Signaling and transcriptional dynamics underlying early adaptation to oncogenic BRAF inhibition.

A major contributor to poor sensitivity to anti-cancer kinase inhibitor therapy is drug-induced cellular adaptation, whereby remodeling of signaling and gene regulatory networks permits a drug-tolerant phenotype. Here, we resolve the scale and kinetics of critical subcellular events following oncogenic kinase inhibition and preceding cell cycle re-entry, using mass spectrometry-based phosphoproteomics and RNA sequencing (RNA-seq) to monitor the dynamics of thousands of growth- and survival-related signals over the first minutes, hours, and days of oncogenic BRAF inhibition in human melanoma cells.

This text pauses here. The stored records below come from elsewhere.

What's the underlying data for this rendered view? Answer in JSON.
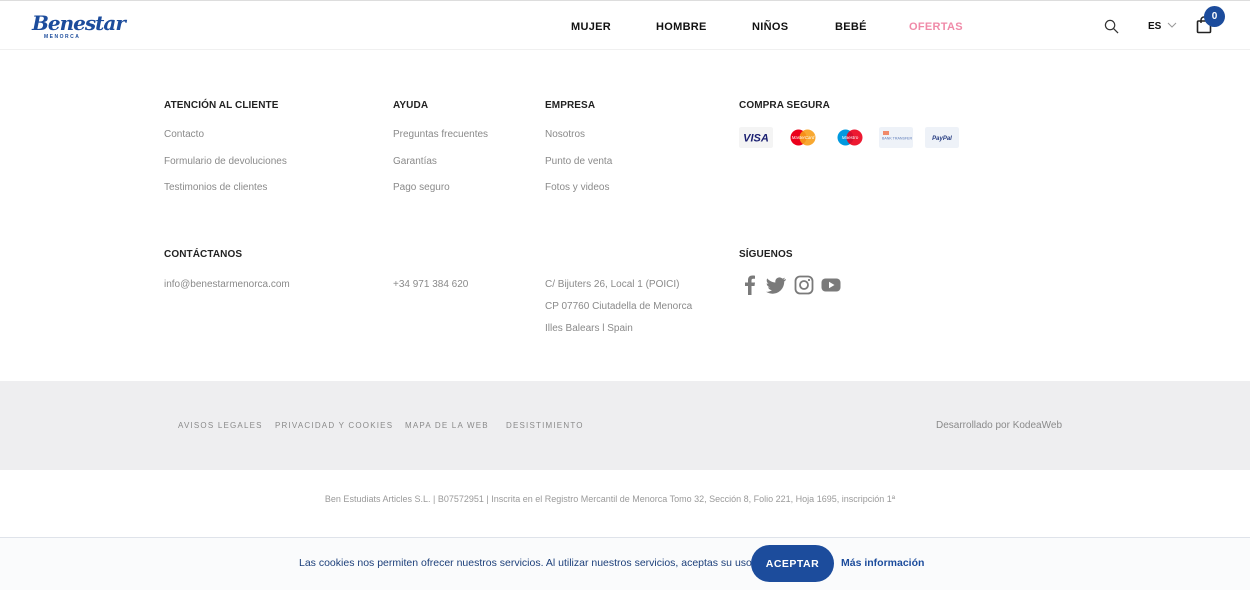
{
  "brand": {
    "logo_script": "Benestar",
    "logo_sub": "MENORCA"
  },
  "nav": {
    "items": [
      {
        "label": "MUJER"
      },
      {
        "label": "HOMBRE"
      },
      {
        "label": "NIÑOS"
      },
      {
        "label": "BEBÉ"
      },
      {
        "label": "OFERTAS"
      }
    ],
    "offers_color": "#f08aa8"
  },
  "header": {
    "language": "ES",
    "cart_count": "0"
  },
  "footer": {
    "customer_service": {
      "title": "ATENCIÓN AL CLIENTE",
      "links": [
        "Contacto",
        "Formulario de devoluciones",
        "Testimonios de clientes"
      ]
    },
    "help": {
      "title": "AYUDA",
      "links": [
        "Preguntas frecuentes",
        "Garantías",
        "Pago seguro"
      ]
    },
    "company": {
      "title": "EMPRESA",
      "links": [
        "Nosotros",
        "Punto de venta",
        "Fotos y videos"
      ]
    },
    "secure": {
      "title": "COMPRA SEGURA",
      "methods": [
        {
          "label": "VISA",
          "icon": "visa-icon"
        },
        {
          "label": "MasterCard",
          "icon": "mastercard-icon"
        },
        {
          "label": "Maestro",
          "icon": "maestro-icon"
        },
        {
          "label": "BANK TRANSFER",
          "icon": "bank-transfer-icon"
        },
        {
          "label": "PayPal",
          "icon": "paypal-icon"
        }
      ]
    },
    "contact": {
      "title": "CONTÁCTANOS",
      "email": "info@benestarmenorca.com",
      "phone": "+34 971 384 620",
      "address": "C/ Bijuters 26, Local 1 (POICI) CP 07760 Ciutadella de Menorca Illes Balears l Spain"
    },
    "follow": {
      "title": "SÍGUENOS",
      "networks": [
        "facebook-icon",
        "twitter-icon",
        "instagram-icon",
        "youtube-icon"
      ]
    }
  },
  "legal": {
    "links": [
      "AVISOS LEGALES",
      "PRIVACIDAD Y COOKIES",
      "MAPA DE LA WEB",
      "DESISTIMIENTO"
    ],
    "developer": "Desarrollado por KodeaWeb",
    "registry": "Ben Estudiats Articles S.L. | B07572951 | Inscrita en el Registro Mercantil de Menorca Tomo 32, Sección 8, Folio 221, Hoja 1695, inscripción 1ª"
  },
  "cookies": {
    "text": "Las cookies nos permiten ofrecer nuestros servicios. Al utilizar nuestros servicios, aceptas su uso.",
    "accept": "ACEPTAR",
    "more": "Más información"
  },
  "colors": {
    "brand_blue": "#1c4c9c",
    "legal_bg": "#eeeef0"
  }
}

We observed sustained inhibition of the BRAF-ERK axis, gradual downregulation of cell cycle signaling, and three distinct, reversible phase transitions toward quiescence. Statistical inference of kinetically defined regulatory modules revealed a dominant compensatory induction of SRC family kinase (SFK) signaling, promoted in part by excess reactive oxygen species, rendering cells sensitive to co-treatment with an SFK inhibitor in vitro and in vivo, underscoring the translational potential for assessing early drug-induced adaptive signaling. A record of this paper's transparent peer review process is included in the supplemental information.